Extended molecular genetics
Cosmids contained exons 3, 5-7, 44, 45, 46-47, 48 of the dystrophin gene hybridized to the translocated chromosome 17 and the normal X-chromosome. Exon 1 hybridized to both translocated chromosomes and the normal X-chromosome. Therefore, we assume that the translocation occurred somewhere in exon 1 of the dystrophin gene. Since an autosomal translocation usually stops the translocated X-chromosome from being inactivated, the normal X-chromosome was most likely inactivated. An inactivation test was performed from leucocyte DNA for the androgen receptor locus. Allele 1: 0-5% methylation, allele 2: 95-100% methylation. Skewed inactivation supports the inactivation of the normal X-chromosome, which explains the presence of DMD in the female. The mother of the patient displayed normal chromosomes. The father was unavailable for testing, but we assume he would have been symptomatic if the translocation had been present. The translocation was concluded to be a de-novo mutation.

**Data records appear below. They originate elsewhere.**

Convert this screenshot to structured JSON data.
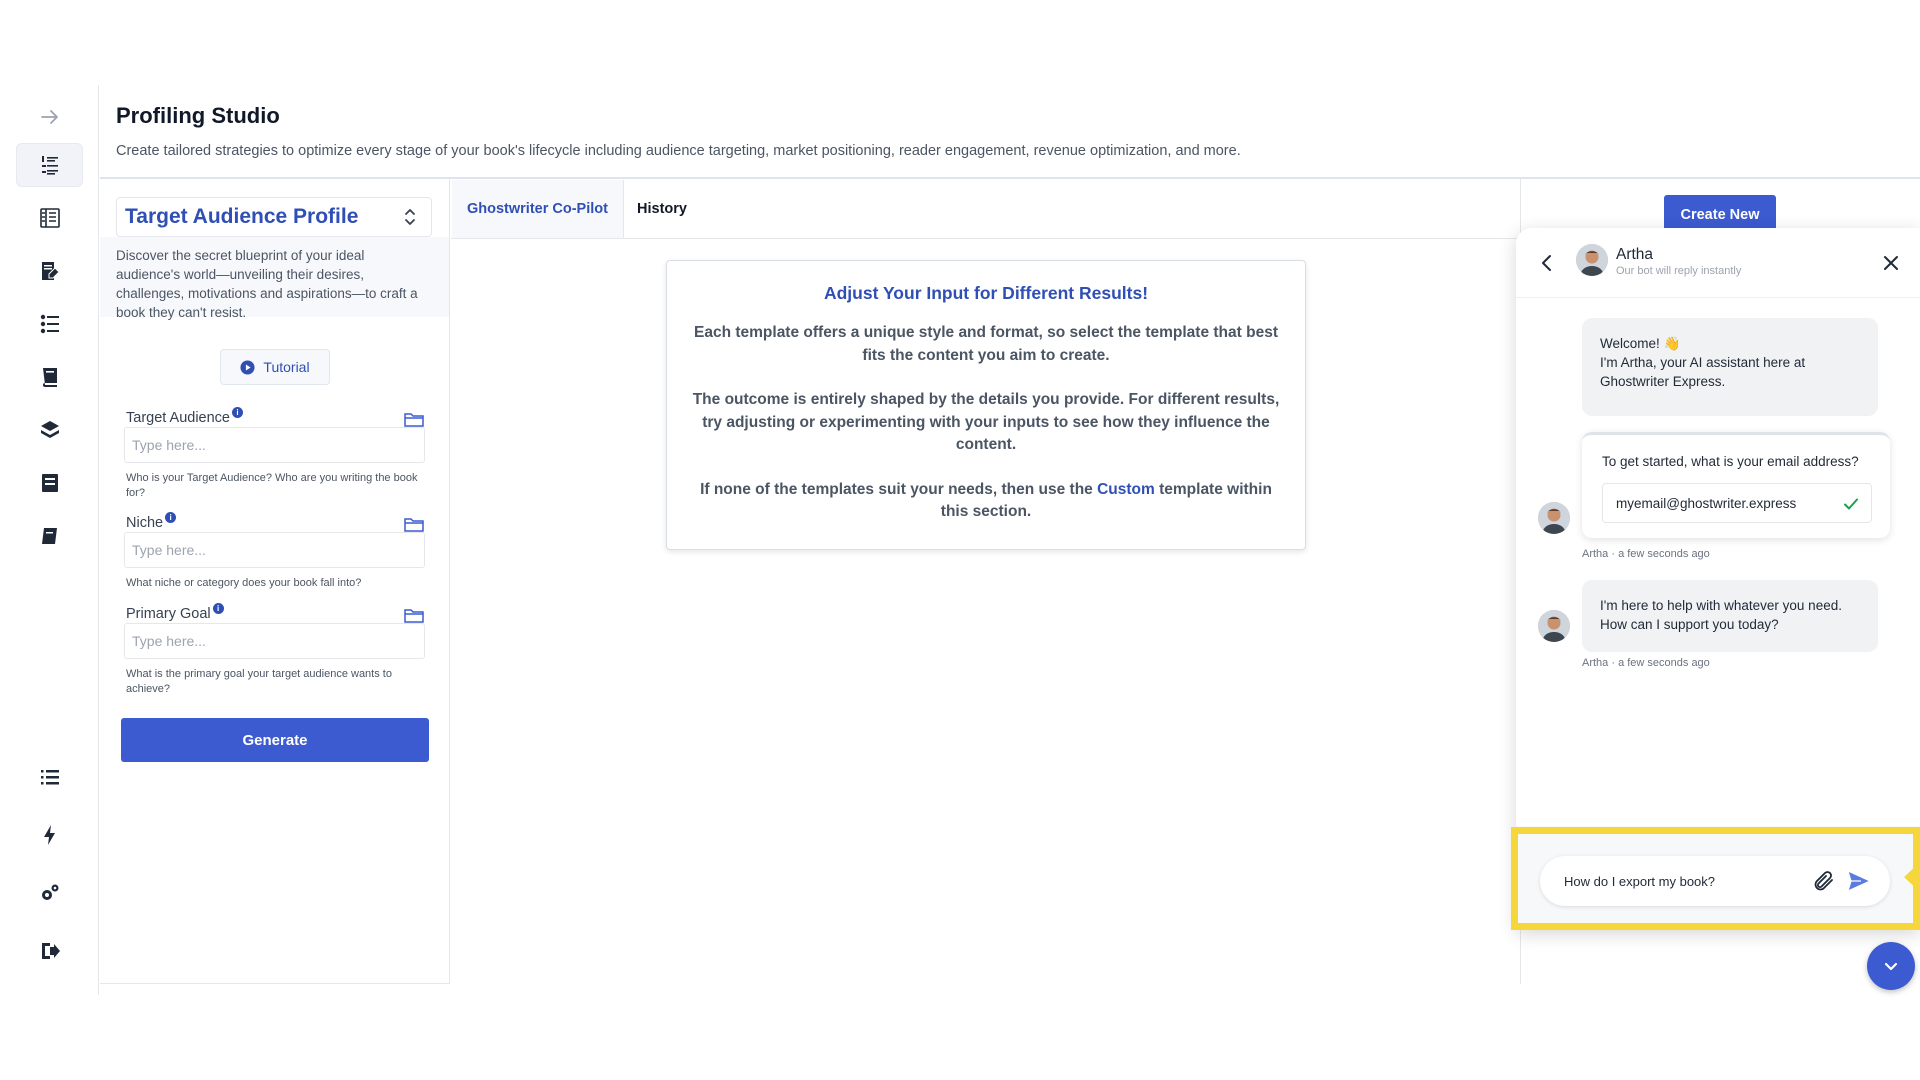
{
  "rail": {
    "icons": [
      "arrow-right-icon",
      "list-numbered-icon",
      "book-layout-icon",
      "notebook-edit-icon",
      "checklist-icon",
      "book-icon",
      "book-stack-icon",
      "archive-icon",
      "book-small-icon",
      "list-icon",
      "lightning-icon",
      "settings-gears-icon",
      "logout-icon"
    ]
  },
  "header": {
    "title": "Profiling Studio",
    "subtitle": "Create tailored strategies to optimize every stage of your book's lifecycle including audience targeting, market positioning, reader engagement, revenue optimization, and more."
  },
  "form": {
    "profile_select": "Target Audience Profile",
    "profile_description": "Discover the secret blueprint of your ideal audience's world—unveiling their desires, challenges, motivations and aspirations—to craft a book they can't resist.",
    "tutorial_label": "Tutorial",
    "info_glyph": "i",
    "fields": [
      {
        "label": "Target Audience",
        "placeholder": "Type here...",
        "help": "Who is your Target Audience? Who are you writing the book for?"
      },
      {
        "label": "Niche",
        "placeholder": "Type here...",
        "help": "What niche or category does your book fall into?"
      },
      {
        "label": "Primary Goal",
        "placeholder": "Type here...",
        "help": "What is the primary goal your target audience wants to achieve?"
      }
    ],
    "generate_label": "Generate"
  },
  "tabs": [
    {
      "label": "Ghostwriter Co-Pilot",
      "active": true
    },
    {
      "label": "History",
      "active": false
    }
  ],
  "notice": {
    "title": "Adjust Your Input for Different Results!",
    "p1": "Each template offers a unique style and format, so select the template that best fits the content you aim to create.",
    "p2": "The outcome is entirely shaped by the details you provide. For different results, try adjusting or experimenting with your inputs to see how they influence the content.",
    "p3_before": "If none of the templates suit your needs, then use the ",
    "p3_link": "Custom",
    "p3_after": " template within this section."
  },
  "create_new_label": "Create New",
  "chat": {
    "name": "Artha",
    "status": "Our bot will reply instantly",
    "welcome_line1": "Welcome! 👋",
    "welcome_line2": "I'm Artha, your AI assistant here at Ghostwriter Express.",
    "email_question": "To get started, what is your email address?",
    "email_value": "myemail@ghostwriter.express",
    "meta1": "Artha · a few seconds ago",
    "help_message": "I'm here to help with whatever you need. How can I support you today?",
    "meta2": "Artha · a few seconds ago",
    "composer_value": "How do I export my book?"
  },
  "colors": {
    "accent": "#3c5bd1",
    "highlight": "#f5d73c",
    "success": "#16a34a"
  }
}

Details on the clinical assessment of the female DMD patient before treatment
The female DMD patient presented with a very low body weight of 35 kg, height 169 cm, and foot swelling. She used a straw for drinking water because of swallowing difficulties; daily maximum intake was approximately one liter. The serum potassium was in the normal range. Assisted ventilation at night: Legendair, UM NS, aPVCV, IPAP 14, EPAP 0, frequency 12/min, I/E 1/1.7, trigger 2, ramp 2, Vtmin 250 ml. The cardiac MRI results were: no indication of cardiac involvement; systolic function of left ventricle at lower normal limit; myocardiac oedema excluded; no late enhancement after application of gadolinium as indicator of precedent myocardic infarction. Body plethysmography: VC 0.98 l (25%), FEV1 0.96 l (28%), Tiffeneau test 97%, TLC 4.2 l (78%).